Fransa yasta. Fransızların en çok sevdiği şarkıcı yorumcu, efsane Johnny Hallyday geçtiğimiz günlerde hayata gözlerini yumdu. Bu yazı tüm Johnny Hallyday sevenlere..

Paris’in 16. bölgesinde bir metro istasyonu olan Porte de Saint Cloud 1993 yılının yaz dönemi beni evlerinde misafir eden ailenin apartmanlarına en yakın metro istasyonuydu. Misafir olduğum ev Commandant Guilbaud caddesi üzerindeydi ve bu cadde sizi doğrudan Paris’in ünlü futbol takımı Paris Saint-Germain’in stadyumu olan “Parc des Princes”e (Prenslerin Parkı) götürüyordu.

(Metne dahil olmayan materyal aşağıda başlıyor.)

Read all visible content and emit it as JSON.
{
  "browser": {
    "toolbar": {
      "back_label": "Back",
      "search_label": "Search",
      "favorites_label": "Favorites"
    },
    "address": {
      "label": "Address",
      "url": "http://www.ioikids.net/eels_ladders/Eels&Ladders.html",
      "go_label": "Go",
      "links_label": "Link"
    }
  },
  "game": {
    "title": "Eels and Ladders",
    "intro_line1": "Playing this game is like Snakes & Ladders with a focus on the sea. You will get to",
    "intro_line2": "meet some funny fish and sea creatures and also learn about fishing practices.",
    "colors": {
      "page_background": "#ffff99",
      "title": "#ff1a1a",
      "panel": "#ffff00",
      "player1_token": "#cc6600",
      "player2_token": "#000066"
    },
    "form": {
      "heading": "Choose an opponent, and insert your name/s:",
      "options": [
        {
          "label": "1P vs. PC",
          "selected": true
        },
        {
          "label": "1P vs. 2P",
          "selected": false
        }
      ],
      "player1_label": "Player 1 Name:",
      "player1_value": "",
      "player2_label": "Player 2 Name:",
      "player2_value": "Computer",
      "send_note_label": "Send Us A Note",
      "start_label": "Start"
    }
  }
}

O haziran kaldığım evin etrafında inanılmaz bir hareketlilik vardı. Öğle saatleri itibariyle bizim caddeye akın akın insan geliyordu. Bunlar Fransa’nın dört bir yanından üç-dört gün üst üste Parc des Princes stadyumunda konser verecek olan ve tüm biletleri aylarca önce tükenmiş olan Johnny Hallyday için gelmiş olan fransızlardı.

Metro istasyonundan stadyuma kadar yol boyunca Johnny Holiday t-shirtleri, bileklikleri ve benzeri aksesuarları, bunun yanında Johnny Hallyday’in eski konserlerinin VHS video kasetlerini satan işportacıları görmek mümkündü. Tabi bunların arasında gerçek fiyatının 5-10 misline konser bileti satmaya çalışan karaborsacılarda sızmıştı.

İtiraf etmeliyim o güne kadar – bir kaç kere adını basında okumuş olsamda- Johnny Holiday adlı şarkıcı ile ilgilenmemiştim, hiç bir şarkısını da dinlemişliğim yoktu. Parc des Princes stadyumunda üç gece ard arda verdiği konserler sayesinde oturduğum yerde epey bir şarkısını dinleyebilmiştim!

Bir yandan da televizyonda canlı yayında Johnny Hallyday fan’leriyle konser öncesi stadyum önünde – bazen de benim evin önünde- röportajları izliyordum. Yanlış hatırlamıyorsam konserin bir bölümünü fransız devlet televizyonu canlı olarak veriyordu. Konser serisi başlamadan önce en çok tartışılan konu Johhny Hallyday’in stada nasıl giriş yapacağı ile ilgiliydi. Johnny stadın ortasına helikopter ile gelmekte ısrarlıydı ama söylenenlere göre güvenlik açısından pek mümkün değildi.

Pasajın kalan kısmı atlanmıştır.